Oil and gas will still play a big role for decades. Fossil fuels, including coal, currently are about 85% of the world’s energy supply. But as more consumers, businesses, and governments tackle climate change, alternative sources – wind, solar, geothermal, nuclear – will continue to gain ground.

One bright spot in this energy transformation is BP, the world’s sixth-largest petroleum company. Over the past decade, ever since its Deepwater Horizon rig gushed oil into the Gulf of Mexico, BP has had a slow epiphany about the commercial wisdom of relying on carbon fuels. Once known as British Petroleum, it now seems ready to become the Beyond Petroleum company.

In August chief executive Bernard Looney said BP aims to boost its spending on low carbon projects from $500 million a year to $5 billion a year within a decade. “We’re transforming BP into a very different kind of company,” Mr. Looney said. “Not overnight, but quickly.”

According to Dev Sanyal, BP’s executive vice president of gas and low-carbon energy, in the next five years BP will initiate more than 20 gigawatts of renewable energy projects, from about 2.5 gigawatts today. The company will also stop looking for new oil and gas sources and would cut its oil and gas output by 40%.

Instead it will invest in giant offshore wind as well as solar projects, perhaps reimagining its thousands of BP gas stations as convenience stores with recharging stations for electric vehicles. It aims to be a carbon neutral company by midcentury.

The plan is to keep profits from fossil fuels flowing long enough to transition BP to something more like an electric utility that could offer investors solid, though not spectacular, dividends in the 8% to 10% range.

The alternative, Mr. Looney said, was to not act and wait to get “regulated out of business” by measures aimed at halting climate change.

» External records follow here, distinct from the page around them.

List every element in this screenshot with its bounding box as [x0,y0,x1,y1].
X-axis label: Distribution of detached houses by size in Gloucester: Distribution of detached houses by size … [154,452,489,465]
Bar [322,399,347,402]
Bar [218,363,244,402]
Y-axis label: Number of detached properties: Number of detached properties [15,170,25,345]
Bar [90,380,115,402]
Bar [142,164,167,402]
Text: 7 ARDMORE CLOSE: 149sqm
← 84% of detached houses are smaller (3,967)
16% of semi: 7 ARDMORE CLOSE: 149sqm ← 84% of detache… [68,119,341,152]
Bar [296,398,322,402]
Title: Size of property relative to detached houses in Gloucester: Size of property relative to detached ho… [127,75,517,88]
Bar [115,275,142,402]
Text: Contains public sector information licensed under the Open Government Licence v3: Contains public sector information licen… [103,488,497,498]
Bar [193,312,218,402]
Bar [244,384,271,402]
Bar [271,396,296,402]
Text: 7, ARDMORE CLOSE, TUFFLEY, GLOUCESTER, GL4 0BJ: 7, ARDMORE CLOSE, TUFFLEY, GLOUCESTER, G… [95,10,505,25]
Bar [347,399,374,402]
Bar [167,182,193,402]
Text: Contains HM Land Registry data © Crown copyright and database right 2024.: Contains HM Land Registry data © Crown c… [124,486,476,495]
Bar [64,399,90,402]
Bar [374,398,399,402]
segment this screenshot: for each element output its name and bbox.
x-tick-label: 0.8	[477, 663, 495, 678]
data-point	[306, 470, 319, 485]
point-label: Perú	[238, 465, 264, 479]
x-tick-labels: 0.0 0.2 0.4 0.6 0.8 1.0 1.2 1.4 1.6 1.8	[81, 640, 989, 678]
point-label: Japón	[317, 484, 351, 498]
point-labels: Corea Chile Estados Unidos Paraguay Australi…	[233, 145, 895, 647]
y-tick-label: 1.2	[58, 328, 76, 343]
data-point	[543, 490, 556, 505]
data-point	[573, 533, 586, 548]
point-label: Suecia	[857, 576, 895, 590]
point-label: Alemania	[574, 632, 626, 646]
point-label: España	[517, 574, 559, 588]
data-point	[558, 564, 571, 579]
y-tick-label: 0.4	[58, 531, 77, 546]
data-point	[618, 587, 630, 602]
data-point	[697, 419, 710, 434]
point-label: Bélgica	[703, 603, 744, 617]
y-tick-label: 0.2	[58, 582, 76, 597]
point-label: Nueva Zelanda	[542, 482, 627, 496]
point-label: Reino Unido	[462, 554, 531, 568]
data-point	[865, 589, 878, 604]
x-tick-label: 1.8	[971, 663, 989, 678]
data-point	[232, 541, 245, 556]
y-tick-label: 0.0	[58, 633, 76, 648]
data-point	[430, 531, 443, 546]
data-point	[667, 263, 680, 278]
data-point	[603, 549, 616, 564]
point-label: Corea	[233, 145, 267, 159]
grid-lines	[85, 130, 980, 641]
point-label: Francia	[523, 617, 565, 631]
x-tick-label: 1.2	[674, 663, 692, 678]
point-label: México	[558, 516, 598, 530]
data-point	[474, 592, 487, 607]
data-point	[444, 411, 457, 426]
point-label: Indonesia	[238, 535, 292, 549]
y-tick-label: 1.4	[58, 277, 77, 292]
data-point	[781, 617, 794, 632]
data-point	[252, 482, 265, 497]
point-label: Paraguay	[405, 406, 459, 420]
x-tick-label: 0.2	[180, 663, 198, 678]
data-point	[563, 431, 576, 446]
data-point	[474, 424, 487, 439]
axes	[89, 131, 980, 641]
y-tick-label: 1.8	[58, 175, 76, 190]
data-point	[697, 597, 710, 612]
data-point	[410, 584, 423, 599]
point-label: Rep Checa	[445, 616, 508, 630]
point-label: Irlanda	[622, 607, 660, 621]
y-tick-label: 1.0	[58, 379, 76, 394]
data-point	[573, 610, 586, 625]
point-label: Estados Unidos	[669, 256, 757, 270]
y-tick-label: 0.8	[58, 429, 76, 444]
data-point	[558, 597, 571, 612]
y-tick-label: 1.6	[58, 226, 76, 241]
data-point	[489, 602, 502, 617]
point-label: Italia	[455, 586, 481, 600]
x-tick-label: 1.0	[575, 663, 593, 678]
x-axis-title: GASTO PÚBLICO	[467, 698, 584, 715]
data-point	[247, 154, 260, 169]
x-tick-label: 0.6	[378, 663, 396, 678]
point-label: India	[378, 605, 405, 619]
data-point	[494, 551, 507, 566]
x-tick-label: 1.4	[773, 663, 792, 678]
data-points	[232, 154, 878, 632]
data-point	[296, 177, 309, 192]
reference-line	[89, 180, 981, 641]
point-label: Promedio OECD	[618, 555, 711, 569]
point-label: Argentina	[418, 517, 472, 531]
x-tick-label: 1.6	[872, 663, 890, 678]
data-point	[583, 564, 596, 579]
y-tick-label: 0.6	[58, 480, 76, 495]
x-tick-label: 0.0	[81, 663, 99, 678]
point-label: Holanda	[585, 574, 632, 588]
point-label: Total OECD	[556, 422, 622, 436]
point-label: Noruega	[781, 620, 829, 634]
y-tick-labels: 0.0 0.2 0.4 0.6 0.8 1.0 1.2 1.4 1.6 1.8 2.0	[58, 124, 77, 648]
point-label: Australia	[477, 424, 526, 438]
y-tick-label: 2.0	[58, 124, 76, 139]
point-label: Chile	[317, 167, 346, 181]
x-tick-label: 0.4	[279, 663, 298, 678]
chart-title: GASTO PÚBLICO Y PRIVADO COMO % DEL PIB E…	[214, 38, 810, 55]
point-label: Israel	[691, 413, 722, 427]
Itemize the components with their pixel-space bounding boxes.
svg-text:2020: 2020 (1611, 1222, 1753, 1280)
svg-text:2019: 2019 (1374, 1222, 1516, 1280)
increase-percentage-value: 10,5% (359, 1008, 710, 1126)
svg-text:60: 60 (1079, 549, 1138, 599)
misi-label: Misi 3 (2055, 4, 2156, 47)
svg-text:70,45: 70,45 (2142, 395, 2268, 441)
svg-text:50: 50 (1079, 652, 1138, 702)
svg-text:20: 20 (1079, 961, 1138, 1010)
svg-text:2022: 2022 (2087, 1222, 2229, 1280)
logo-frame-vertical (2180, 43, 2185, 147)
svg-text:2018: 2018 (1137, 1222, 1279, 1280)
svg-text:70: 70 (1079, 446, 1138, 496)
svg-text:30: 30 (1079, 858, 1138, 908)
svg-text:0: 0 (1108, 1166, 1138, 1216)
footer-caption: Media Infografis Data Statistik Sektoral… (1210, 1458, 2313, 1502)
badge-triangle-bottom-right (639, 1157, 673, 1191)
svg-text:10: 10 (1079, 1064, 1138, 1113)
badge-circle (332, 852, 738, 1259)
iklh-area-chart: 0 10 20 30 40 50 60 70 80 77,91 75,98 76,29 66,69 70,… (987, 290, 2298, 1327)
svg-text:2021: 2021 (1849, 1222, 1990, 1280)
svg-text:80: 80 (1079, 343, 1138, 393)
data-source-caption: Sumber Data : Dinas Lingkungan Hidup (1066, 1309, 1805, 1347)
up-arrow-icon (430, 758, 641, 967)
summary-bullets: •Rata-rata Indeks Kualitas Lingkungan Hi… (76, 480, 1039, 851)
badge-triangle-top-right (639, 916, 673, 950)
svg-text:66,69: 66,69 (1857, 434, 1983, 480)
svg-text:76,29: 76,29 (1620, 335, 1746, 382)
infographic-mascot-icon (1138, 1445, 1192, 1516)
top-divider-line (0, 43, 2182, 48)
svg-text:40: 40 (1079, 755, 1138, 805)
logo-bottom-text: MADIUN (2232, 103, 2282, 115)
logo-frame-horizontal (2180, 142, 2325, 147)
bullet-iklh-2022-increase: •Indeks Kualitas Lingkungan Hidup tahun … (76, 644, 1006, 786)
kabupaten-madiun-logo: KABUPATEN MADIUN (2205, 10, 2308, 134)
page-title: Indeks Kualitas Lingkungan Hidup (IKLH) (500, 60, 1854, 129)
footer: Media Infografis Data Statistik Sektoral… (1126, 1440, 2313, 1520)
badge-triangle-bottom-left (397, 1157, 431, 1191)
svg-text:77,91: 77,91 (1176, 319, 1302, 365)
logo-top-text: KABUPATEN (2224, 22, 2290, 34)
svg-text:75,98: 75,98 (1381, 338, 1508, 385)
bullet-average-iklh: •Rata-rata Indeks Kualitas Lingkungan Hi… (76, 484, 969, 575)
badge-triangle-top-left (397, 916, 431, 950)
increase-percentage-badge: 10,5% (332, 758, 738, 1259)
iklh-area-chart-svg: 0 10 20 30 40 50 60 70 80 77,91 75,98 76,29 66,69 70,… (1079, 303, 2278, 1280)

The latest edition of the company’s respected World Energy Outlook lays out three scenarios for the oil market. One shows rapid moves to protect the environment and climate, resulting in a dramatic drop in oil consumption. A second is less aggressive but still results in much lower oil use. And even its “business as usual” shows consumption staying at current levels and then drifting gradually downward.

Other oil giants have faced the same dilemma as BP: change or become less and less relevant. ExxonMobil recently lost its place as one of the 30 benchmark stocks making up the Dow Jones Industrial Average.

Ramping up clean energy might need companies capable of building giant infrastructure and yet nimble and enlightened enough to transform themselves. BP is showing a new course in a world weaning itself off energy sources that pollute.